The mission of ESO is to develop and provide smaller, simpler, more affordable and more capable electric power systems for all Navy platforms, inform and guide Navy and industry investments, and reduce total ownership cost. This session will highlight those power and integration initiatives.
Our keynote speaker, Dr. Kelly Hammett, head of the Directed Energy Directorate at the Air Force Research Laboratory, was recently quoted as saying, “For my entire career we have been working on directed energy. We’re finally at the point at which we’re going to see systems that will make a more substantive difference on the battlefield.” Recent developments have spurred excitement across the Force, and Dr. Hammett will provide a thorough review of AFRL’s ongoing efforts.
High energy lasers engage at the speed of light and provide multiple vectors to respond to constantly evolving threats, as they reduce the logistics trail associated with conventional kinetic weapon systems. For these efforts and more, the Army is executing a new path forward for delivering new weapons from laboratories to combat units to enable training, theater operations, and continuous feedback.
The Industrial Policy office supports the Under Secretary of Defense for Acquisition and Sustainment by providing detailed analysis and in-depth understanding of the increasingly global, commercial, and financially complex industrial supply chain essential to our national defense. This session will highlight the ongoing technological efforts to support DE industrial policy support efforts and aims.

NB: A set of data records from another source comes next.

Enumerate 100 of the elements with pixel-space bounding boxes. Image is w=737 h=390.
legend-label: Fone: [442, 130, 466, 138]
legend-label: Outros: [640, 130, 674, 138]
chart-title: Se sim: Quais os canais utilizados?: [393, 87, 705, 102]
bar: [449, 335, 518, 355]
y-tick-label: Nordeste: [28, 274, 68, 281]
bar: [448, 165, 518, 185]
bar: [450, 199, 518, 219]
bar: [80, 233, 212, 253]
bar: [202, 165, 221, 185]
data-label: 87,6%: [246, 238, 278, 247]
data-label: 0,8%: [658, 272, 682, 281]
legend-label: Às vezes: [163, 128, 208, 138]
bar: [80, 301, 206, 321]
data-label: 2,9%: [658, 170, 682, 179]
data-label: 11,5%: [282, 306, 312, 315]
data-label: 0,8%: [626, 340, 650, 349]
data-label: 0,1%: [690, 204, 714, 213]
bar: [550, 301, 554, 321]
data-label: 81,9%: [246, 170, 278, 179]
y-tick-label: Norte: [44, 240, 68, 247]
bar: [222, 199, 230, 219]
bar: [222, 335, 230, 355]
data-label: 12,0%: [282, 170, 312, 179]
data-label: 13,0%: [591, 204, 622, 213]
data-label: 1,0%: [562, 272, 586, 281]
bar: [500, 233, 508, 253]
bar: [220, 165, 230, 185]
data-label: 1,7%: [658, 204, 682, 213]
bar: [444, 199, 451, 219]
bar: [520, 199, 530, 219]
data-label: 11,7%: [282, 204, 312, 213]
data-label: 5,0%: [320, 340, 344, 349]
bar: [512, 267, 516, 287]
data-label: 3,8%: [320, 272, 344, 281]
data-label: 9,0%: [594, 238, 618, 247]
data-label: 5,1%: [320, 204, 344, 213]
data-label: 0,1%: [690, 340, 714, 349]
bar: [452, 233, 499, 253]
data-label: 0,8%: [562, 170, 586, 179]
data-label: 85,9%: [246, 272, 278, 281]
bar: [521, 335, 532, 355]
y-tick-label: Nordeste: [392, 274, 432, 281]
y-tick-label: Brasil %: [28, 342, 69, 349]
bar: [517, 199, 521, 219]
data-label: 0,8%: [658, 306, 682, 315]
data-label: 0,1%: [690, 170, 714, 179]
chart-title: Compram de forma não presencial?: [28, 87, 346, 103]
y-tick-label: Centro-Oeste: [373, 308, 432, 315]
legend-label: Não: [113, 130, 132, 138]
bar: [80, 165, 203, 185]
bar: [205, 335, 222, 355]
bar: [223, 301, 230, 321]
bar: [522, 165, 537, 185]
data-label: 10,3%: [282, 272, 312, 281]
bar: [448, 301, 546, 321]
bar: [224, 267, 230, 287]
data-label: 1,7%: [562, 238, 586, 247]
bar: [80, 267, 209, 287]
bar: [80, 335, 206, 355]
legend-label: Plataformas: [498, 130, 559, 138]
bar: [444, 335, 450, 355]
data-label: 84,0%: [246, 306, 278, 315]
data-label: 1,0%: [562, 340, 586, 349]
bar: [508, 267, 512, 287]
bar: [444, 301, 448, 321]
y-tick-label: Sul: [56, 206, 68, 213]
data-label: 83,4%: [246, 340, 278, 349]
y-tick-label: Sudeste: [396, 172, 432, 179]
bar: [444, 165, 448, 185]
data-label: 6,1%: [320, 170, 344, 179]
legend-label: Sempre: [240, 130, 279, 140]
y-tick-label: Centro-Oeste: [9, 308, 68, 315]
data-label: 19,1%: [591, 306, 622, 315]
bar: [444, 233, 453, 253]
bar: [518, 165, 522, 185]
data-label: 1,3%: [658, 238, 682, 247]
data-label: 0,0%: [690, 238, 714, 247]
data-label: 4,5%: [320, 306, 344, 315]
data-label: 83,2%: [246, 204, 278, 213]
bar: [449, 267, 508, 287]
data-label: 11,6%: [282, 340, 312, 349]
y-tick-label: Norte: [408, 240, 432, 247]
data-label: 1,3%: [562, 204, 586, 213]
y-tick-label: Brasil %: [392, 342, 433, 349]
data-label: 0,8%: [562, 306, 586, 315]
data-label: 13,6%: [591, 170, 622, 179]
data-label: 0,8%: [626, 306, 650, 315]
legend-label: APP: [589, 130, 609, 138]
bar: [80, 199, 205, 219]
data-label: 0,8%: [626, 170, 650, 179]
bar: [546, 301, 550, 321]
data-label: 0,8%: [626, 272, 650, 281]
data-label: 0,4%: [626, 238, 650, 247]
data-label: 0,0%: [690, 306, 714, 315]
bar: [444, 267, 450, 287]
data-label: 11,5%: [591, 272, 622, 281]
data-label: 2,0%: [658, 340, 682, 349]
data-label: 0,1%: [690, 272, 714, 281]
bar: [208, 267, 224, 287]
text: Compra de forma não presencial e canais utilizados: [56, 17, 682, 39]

As DE continues to mature on the pathway to deployable capabilities, US Armed Force will have the potential to defend against several types of threats with great precision, minimal collateral danger, while at a minimal cost per engagement. To enable, high energy laser (HEL) technology development and advancements in hardware are making laser weapon systems increasingly viable.
Rapidly transitioning directed energy systems to the field has been the driving force propelling decades of relevant research, and with ongoing developments, the fruits of those initial labors are coming to light. It is quintessential to learn from initial deployments to understand where the immediate needs for this game-changing technology lie.
As the role of directed energy weapons and systems continues to evolve across the Force in terms of utilization and operationalization, one factor of interest has been the role of deterrence.